The same goes for targeting first position. Many advertisers believe that they need to show up in first position for every search result and will mortgage any success in their accounts to do so. Here are a few rules to consider when trying to grow your account without succumbing to the sin of envy.
#1: Know Your Limits (CPA target range)
I know that you want to grow your account and push it as far as it can go. That’s a good goal. But it might not be feasible with your Target CPA or your budget. Bidding up to positions that work well for people with different targets or budgets is not an effective business model. Come up with a CPA target and a budget that you can handle and stick to it.
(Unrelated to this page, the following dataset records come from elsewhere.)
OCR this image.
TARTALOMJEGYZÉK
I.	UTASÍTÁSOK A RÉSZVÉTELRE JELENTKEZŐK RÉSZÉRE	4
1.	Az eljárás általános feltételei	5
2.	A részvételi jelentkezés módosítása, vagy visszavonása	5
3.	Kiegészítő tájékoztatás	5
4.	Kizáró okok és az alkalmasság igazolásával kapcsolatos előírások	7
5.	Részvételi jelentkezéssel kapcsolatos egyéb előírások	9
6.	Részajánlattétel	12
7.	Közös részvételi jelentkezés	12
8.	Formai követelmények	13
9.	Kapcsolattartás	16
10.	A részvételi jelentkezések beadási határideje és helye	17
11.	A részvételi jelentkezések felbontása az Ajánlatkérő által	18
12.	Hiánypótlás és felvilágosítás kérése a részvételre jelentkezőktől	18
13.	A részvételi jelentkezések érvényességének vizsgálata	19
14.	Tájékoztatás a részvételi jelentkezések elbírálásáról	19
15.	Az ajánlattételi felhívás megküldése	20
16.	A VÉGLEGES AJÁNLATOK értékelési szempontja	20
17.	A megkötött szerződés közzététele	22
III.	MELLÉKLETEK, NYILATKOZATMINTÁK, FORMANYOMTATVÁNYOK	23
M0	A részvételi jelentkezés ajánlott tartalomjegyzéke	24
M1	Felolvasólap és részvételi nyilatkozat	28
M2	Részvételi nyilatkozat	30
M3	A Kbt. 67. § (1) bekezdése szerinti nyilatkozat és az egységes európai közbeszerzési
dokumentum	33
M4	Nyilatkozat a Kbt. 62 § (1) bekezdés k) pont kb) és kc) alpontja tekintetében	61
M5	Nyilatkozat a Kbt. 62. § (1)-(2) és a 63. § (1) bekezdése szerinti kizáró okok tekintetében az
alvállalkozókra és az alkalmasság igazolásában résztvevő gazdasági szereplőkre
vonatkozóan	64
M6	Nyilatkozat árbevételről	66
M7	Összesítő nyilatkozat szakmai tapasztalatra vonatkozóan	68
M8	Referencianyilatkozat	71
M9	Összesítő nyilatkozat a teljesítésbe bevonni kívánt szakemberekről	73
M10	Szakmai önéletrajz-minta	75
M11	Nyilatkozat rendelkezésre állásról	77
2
So how do you determine your target CPA? You should take a few things into consideration, including:
- How much the product costs
- Extra costs such as marketing
- How much profit you’re hoping to get
If you set your target CPA at a point where you’re not making money on each sale, then that defeats the purpose of advertising in the first place. Set a target CPA a certain percentage below what the product actually costs, then adjust as necessary to optimize costs. It really depends on the goal of your marketing. If you are simply trying to gain new customers, consider the lifetime value of a new customer when setting a target CPA.
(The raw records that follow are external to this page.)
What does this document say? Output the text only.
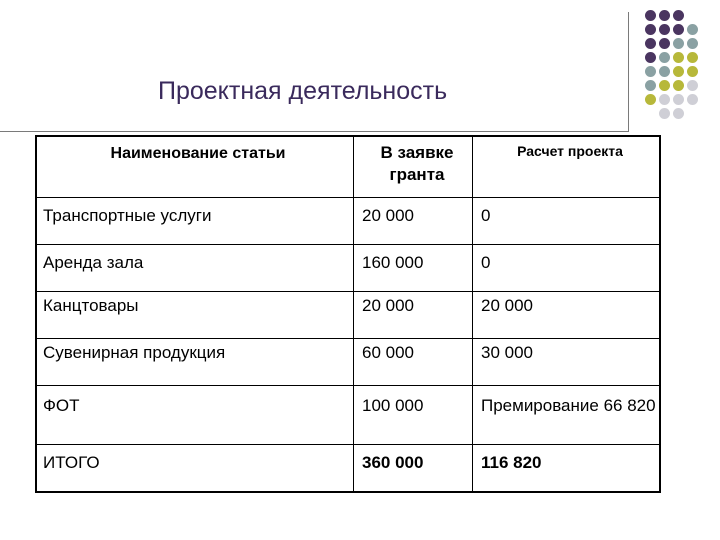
Проектная деятельность
Наименование статьи	В заявке гранта	Расчет проекта

Транспортные услуги	20 000	0

Аренда зала	160 000	0

Канцтовары	20 000	20 000

Сувенирная продукция	60 000	30 000

ФОТ	100 000	Премирование 66 820

ИТОГО	360 000	116 820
#2: Be Smart About the Competition
I’ve said it before and I’ll say it again: Don’t bid on competitors unnecessarily or recklessly. With the can of worms you’d be opening, you’d better be sure you can hold your own. The best way to bid on competitors’ brand names is to single out your actual competitors and not just the big brand names in your industry. Yeah, their name recognition is great, but if yours isn’t, you’re gonna have a hard time taking a customer away from them.
If you really want to bid against your competitors, the best way is to look up what terms they are bidding on or see what messaging they are using in their ad copy, using tools like SEM Rush and SpyFu.
#3: Protect Your Own Brand
Our clients often object when we suggest that they bid on their own branded keywords. They will say that they feel it is a waste of money when they can get the traffic for free with their organic listings.
The truth is, regardless of your status with organic listings in the search results, everyone should be bidding on their own brand. These are going to be very cheap conversions with limited spend. These keywords get super high CTR, which improves your account Quality Score. On top of all that, you are protecting your business from the competitors who are trying to poach that ad space. Before you even consider bidding on competitors, you need to make sure you are protecting what is rightfully yours and claim your brand by bidding on it. Own the SERP for your brand terms!
Follow these rules and your account will be rocking out in no time.